The Death Issue

Jacob S. Knabb


One time I had some words tattooed on my forearm to remind myself that I would die. The words were from the first of John Berryman’s "Dream Songs."

The words go like this: 

Once in a sycamore I was glad
all at the top, and I sang.
Hard on the land wears the strong sea
and empty grows every bed.

I’ve had them there for nearly a decade now and I still read them to myself even though I know them by heart. Particularly when the first bit of autumnal chill seeps into the atmosphere, turning the leaves and shortening the daylight hours. As it is now doing here in Chicago. Fall is my favorite time of the year. It’s the time of dying. The time of Halloween, of Jack the Pumpkin King, of fires and candied apples and introspection, of a quick rush into winter’s bitter frost, of death on the horizon, just off in the distance, not today but soon.

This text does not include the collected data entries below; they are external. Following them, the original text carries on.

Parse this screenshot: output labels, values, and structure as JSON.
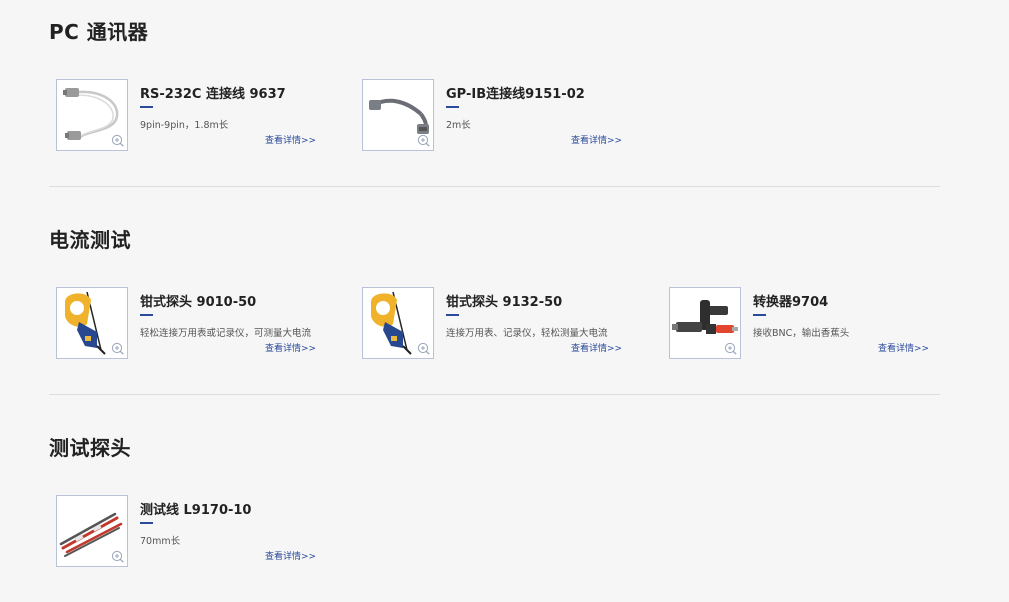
{
  "sections": [
    {
      "title": "PC 通讯器",
      "products": [
        {
          "name": "RS-232C 连接线 9637",
          "desc": "9pin-9pin，1.8m长",
          "more": "查看详情>>",
          "image_icon": "serial-cable-image"
        },
        {
          "name": "GP-IB连接线9151-02",
          "desc": "2m长",
          "more": "查看详情>>",
          "image_icon": "gpib-cable-image"
        }
      ]
    },
    {
      "title": "电流测试",
      "products": [
        {
          "name": "钳式探头 9010-50",
          "desc": "轻松连接万用表或记录仪，可测量大电流",
          "more": "查看详情>>",
          "image_icon": "clamp-probe-image"
        },
        {
          "name": "钳式探头 9132-50",
          "desc": "连接万用表、记录仪，轻松测量大电流",
          "more": "查看详情>>",
          "image_icon": "clamp-probe-image"
        },
        {
          "name": "转换器9704",
          "desc": "接收BNC，输出香蕉头",
          "more": "查看详情>>",
          "image_icon": "bnc-adapter-image"
        }
      ]
    },
    {
      "title": "测试探头",
      "products": [
        {
          "name": "测试线 L9170-10",
          "desc": "70mm长",
          "more": "查看详情>>",
          "image_icon": "test-leads-image"
        }
      ]
    }
  ],
  "colors": {
    "accent": "#2b4a9a",
    "background": "#f6f6f7",
    "thumb_border": "#b9c2d6",
    "divider": "#dedede"
  }
}
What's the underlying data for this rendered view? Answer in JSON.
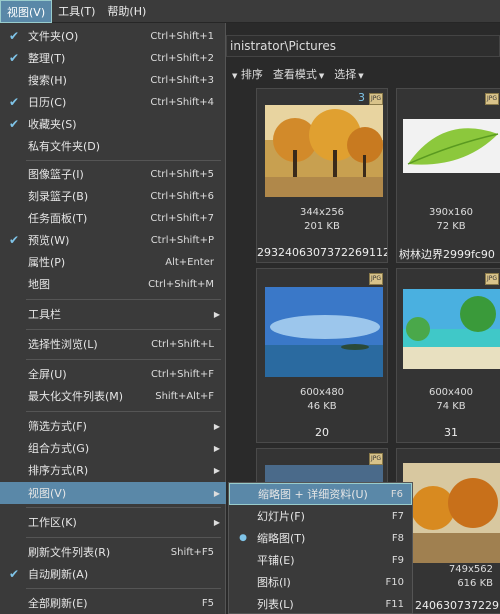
{
  "menubar": {
    "items": [
      {
        "label": "视图(V)",
        "active": true
      },
      {
        "label": "工具(T)",
        "active": false
      },
      {
        "label": "帮助(H)",
        "active": false
      }
    ]
  },
  "background": {
    "path": "inistrator\\Pictures",
    "toolbar": [
      "排序",
      "查看模式",
      "选择"
    ],
    "files": [
      {
        "dims": "344x256",
        "size": "201 KB",
        "name": "2932406307372269112"
      },
      {
        "dims": "390x160",
        "size": "72 KB",
        "name": "树林边界2999fc90"
      },
      {
        "dims": "600x480",
        "size": "46 KB",
        "name": "20"
      },
      {
        "dims": "600x400",
        "size": "74 KB",
        "name": "31"
      },
      {
        "dims": "749x562",
        "size": "616 KB",
        "name": "240630737229"
      }
    ],
    "badge": "3",
    "jpg_label": "JPG"
  },
  "menu": {
    "items": [
      {
        "label": "文件夹(O)",
        "shortcut": "Ctrl+Shift+1",
        "checked": true
      },
      {
        "label": "整理(T)",
        "shortcut": "Ctrl+Shift+2",
        "checked": true
      },
      {
        "label": "搜索(H)",
        "shortcut": "Ctrl+Shift+3",
        "checked": false
      },
      {
        "label": "日历(C)",
        "shortcut": "Ctrl+Shift+4",
        "checked": true
      },
      {
        "label": "收藏夹(S)",
        "shortcut": "",
        "checked": true
      },
      {
        "label": "私有文件夹(D)",
        "shortcut": "",
        "checked": false
      },
      {
        "label": "图像篮子(I)",
        "shortcut": "Ctrl+Shift+5",
        "checked": false
      },
      {
        "label": "刻录篮子(B)",
        "shortcut": "Ctrl+Shift+6",
        "checked": false
      },
      {
        "label": "任务面板(T)",
        "shortcut": "Ctrl+Shift+7",
        "checked": false
      },
      {
        "label": "预览(W)",
        "shortcut": "Ctrl+Shift+P",
        "checked": true
      },
      {
        "label": "属性(P)",
        "shortcut": "Alt+Enter",
        "checked": false
      },
      {
        "label": "地图",
        "shortcut": "Ctrl+Shift+M",
        "checked": false
      },
      {
        "label": "工具栏",
        "shortcut": "",
        "checked": false,
        "submenu": true
      },
      {
        "label": "选择性浏览(L)",
        "shortcut": "Ctrl+Shift+L",
        "checked": false
      },
      {
        "label": "全屏(U)",
        "shortcut": "Ctrl+Shift+F",
        "checked": false
      },
      {
        "label": "最大化文件列表(M)",
        "shortcut": "Shift+Alt+F",
        "checked": false
      },
      {
        "label": "筛选方式(F)",
        "shortcut": "",
        "checked": false,
        "submenu": true
      },
      {
        "label": "组合方式(G)",
        "shortcut": "",
        "checked": false,
        "submenu": true
      },
      {
        "label": "排序方式(R)",
        "shortcut": "",
        "checked": false,
        "submenu": true
      },
      {
        "label": "视图(V)",
        "shortcut": "",
        "checked": false,
        "submenu": true,
        "highlighted": true
      },
      {
        "label": "工作区(K)",
        "shortcut": "",
        "checked": false,
        "submenu": true
      },
      {
        "label": "刷新文件列表(R)",
        "shortcut": "Shift+F5",
        "checked": false
      },
      {
        "label": "自动刷新(A)",
        "shortcut": "",
        "checked": true
      },
      {
        "label": "全部刷新(E)",
        "shortcut": "F5",
        "checked": false
      }
    ]
  },
  "submenu": {
    "items": [
      {
        "label": "缩略图 + 详细资料(U)",
        "shortcut": "F6",
        "highlighted": true,
        "selected": false
      },
      {
        "label": "幻灯片(F)",
        "shortcut": "F7",
        "highlighted": false,
        "selected": false
      },
      {
        "label": "缩略图(T)",
        "shortcut": "F8",
        "highlighted": false,
        "selected": true
      },
      {
        "label": "平铺(E)",
        "shortcut": "F9",
        "highlighted": false,
        "selected": false
      },
      {
        "label": "图标(I)",
        "shortcut": "F10",
        "highlighted": false,
        "selected": false
      },
      {
        "label": "列表(L)",
        "shortcut": "F11",
        "highlighted": false,
        "selected": false
      }
    ]
  },
  "colors": {
    "highlight": "#5a88a8",
    "menu_bg": "#3a3a3a",
    "check": "#7fc4e8"
  }
}
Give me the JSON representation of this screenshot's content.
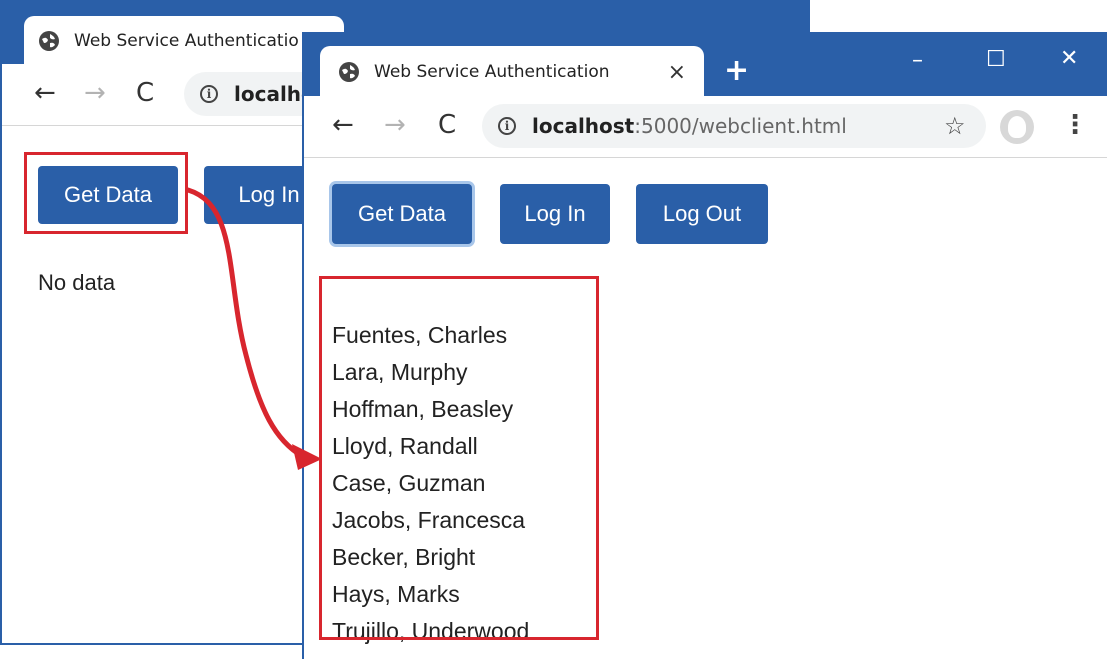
{
  "back_window": {
    "tab_title": "Web Service Authenticatio",
    "url_fragment": "localhc",
    "buttons": {
      "get_data": "Get Data",
      "log_in": "Log In"
    },
    "message": "No data"
  },
  "front_window": {
    "tab_title": "Web Service Authentication",
    "tab_close": "×",
    "new_tab": "+",
    "window_controls": {
      "minimize": "–",
      "maximize": "☐",
      "close": "✕"
    },
    "url_host": "localhost",
    "url_rest": ":5000/webclient.html",
    "buttons": {
      "get_data": "Get Data",
      "log_in": "Log In",
      "log_out": "Log Out"
    },
    "results": [
      "Fuentes, Charles",
      "Lara, Murphy",
      "Hoffman, Beasley",
      "Lloyd, Randall",
      "Case, Guzman",
      "Jacobs, Francesca",
      "Becker, Bright",
      "Hays, Marks",
      "Trujillo, Underwood"
    ]
  },
  "nav_glyphs": {
    "back": "←",
    "forward": "→",
    "reload": "C",
    "info": "i",
    "star": "☆",
    "menu": "⋮"
  },
  "colors": {
    "chrome_blue": "#2a5fa8",
    "button_blue": "#2a5fa8",
    "highlight_red": "#d8262e"
  }
}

And so I put out a call for stories about death, for writers to tell of it in ways that called to them and I received a wonderful trove of strong submissions. The selection process was very difficult and dragged on for a while as I deliberated. In the end I have chosen these five stories about death. They are dark and nostalgic and cutting and sad and hilarious and absurd. They are five faces of death, five ways of viewing each bed soon to grow empty, each sea-torn shore, each brief moment singing at the top of the sycamore, each echo from that moment that will never grow quiet until it does, silenced forever by the grave, by the plummet into icy waters, by the small gesture we make in that moment, the polite wave. 

And so without further adieu, here they are, five tales of death from five very different writers. I hope you enjoy reading them as much as I do. I hope they remind you of your own death, that glorious moment due to each of us, inescapable and everlasting.